Pultenaea trichophylla, commonly known as tufted bush-pea, is a species of flowering plant in the family Fabaceae and is endemic to South Australia. It is a slender, prostrate to erect shrub with hairy branchlets, lance-shaped leaves, and yellow to orange and red, pea-like flowers.

==Description==
Pultenaea trichophylla is a slender, prostrate to erect shrub that typically grows to a height of up to 20–30 cm and has reddish stems that are initially softly-hairy. The leaves appear to be arranged in whorls near the ends of branchlets, and are lance-shaped, 8–10 mm long, 1.0–1.5 mm wide on a petiole 2–3 mm long with lance-shaped stipules 1.2 mm long at the base. The flowers are arranged near the ends of branchlets and are about 7 mm long and are more or less sessile with two or three egg-shaped bracts at the base. The sepals are 2–3 mm long with linear bracteoles about 1.5 mm long at the base of the sepal tube. The standard petal is yellow-orange with a red base and 6–14 mm long, the wings yellow to orange and 5.5–6.2 mm long, and the keel red and 5.0–6.8 mm long.
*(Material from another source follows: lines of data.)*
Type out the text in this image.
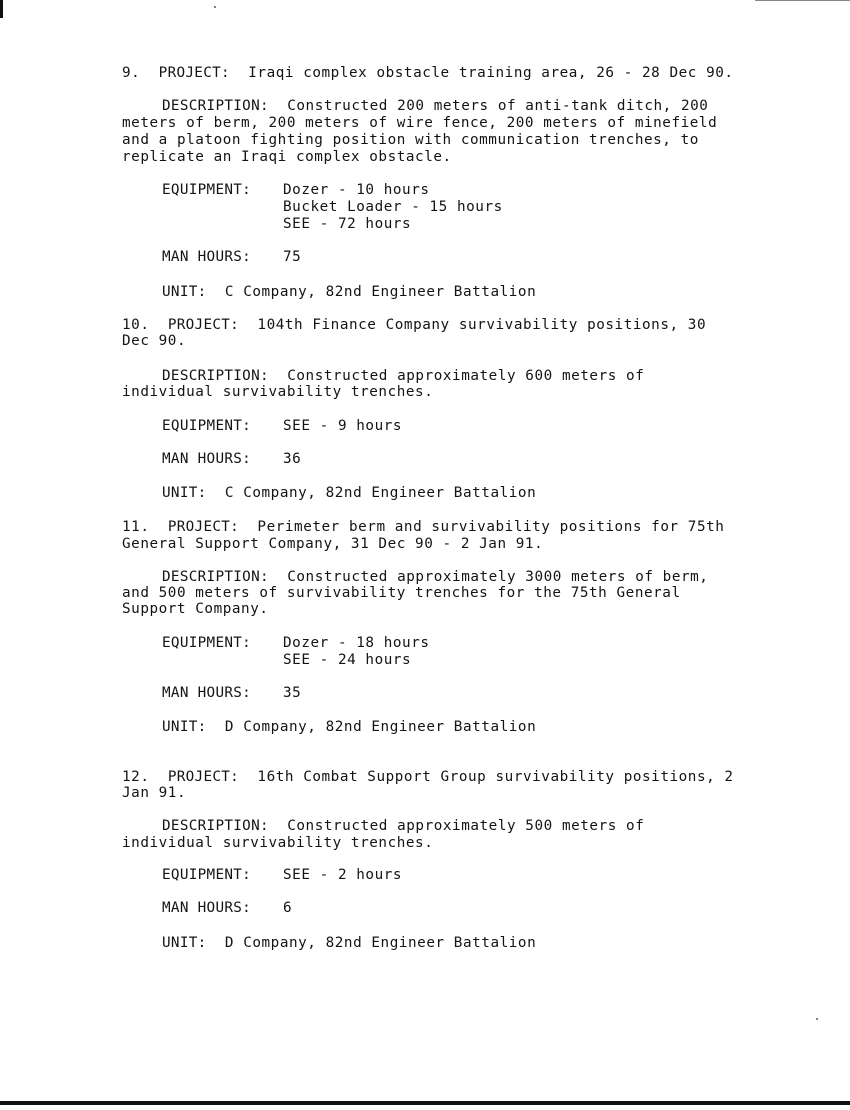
9. PROJECT: Iraqi complex obstacle training area, 26 - 28 Dec 90.
DESCRIPTION: Constructed 200 meters of anti-tank ditch, 200
meters of berm, 200 meters of wire fence, 200 meters of minefield
and a platoon fighting position with communication trenches, to
replicate an Iraqi complex obstacle.
EQUIPMENT: Dozer - 10 hours
Bucket Loader - 15 hours
SEE - 72 hours
MAN HOURS: 75
UNIT: C Company, 82nd Engineer Battalion
10. PROJECT: 104th Finance Company survivability positions, 30
Dec 90.
DESCRIPTION: Constructed approximately 600 meters of
individual survivability trenches.
EQUIPMENT: SEE - 9 hours
MAN HOURS: 36
UNIT: C Company, 82nd Engineer Battalion
11. PROJECT: Perimeter berm and survivability positions for 75th
General Support Company, 31 Dec 90 - 2 Jan 91.
DESCRIPTION: Constructed approximately 3000 meters of berm,
and 500 meters of survivability trenches for the 75th General
Support Company.
EQUIPMENT: Dozer - 18 hours
SEE - 24 hours
MAN HOURS: 35
UNIT: D Company, 82nd Engineer Battalion
12. PROJECT: 16th Combat Support Group survivability positions, 2
Jan 91.
DESCRIPTION: Constructed approximately 500 meters of
individual survivability trenches.
EQUIPMENT: SEE - 2 hours
MAN HOURS: 6
UNIT: D Company, 82nd Engineer Battalion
Flowering mainly occurs from September to December and the fruit is an egg-shaped pod about 4 mm long.

==Taxonomy==
Pultenaea trichophylla was first formally described in 1924 by John McConnell Black in the Flora of South Australia from an unpublished description by Herbert Bennett Williamson, the type specimens collected near Port Lincoln. In 1925, H.B. Williamson published a description of Pultenaea trichophylla from the same collection, in Proceedings of the Royal Society of Victoria, but Williamson's name is illegitimate because it had already been published by Black. The specific epithet (trichophylla) means "hair-like-leaved".

==Distribution and habitat==
This species of pultenaea grows in open woodland or mallee on the southern Eyre Peninsula.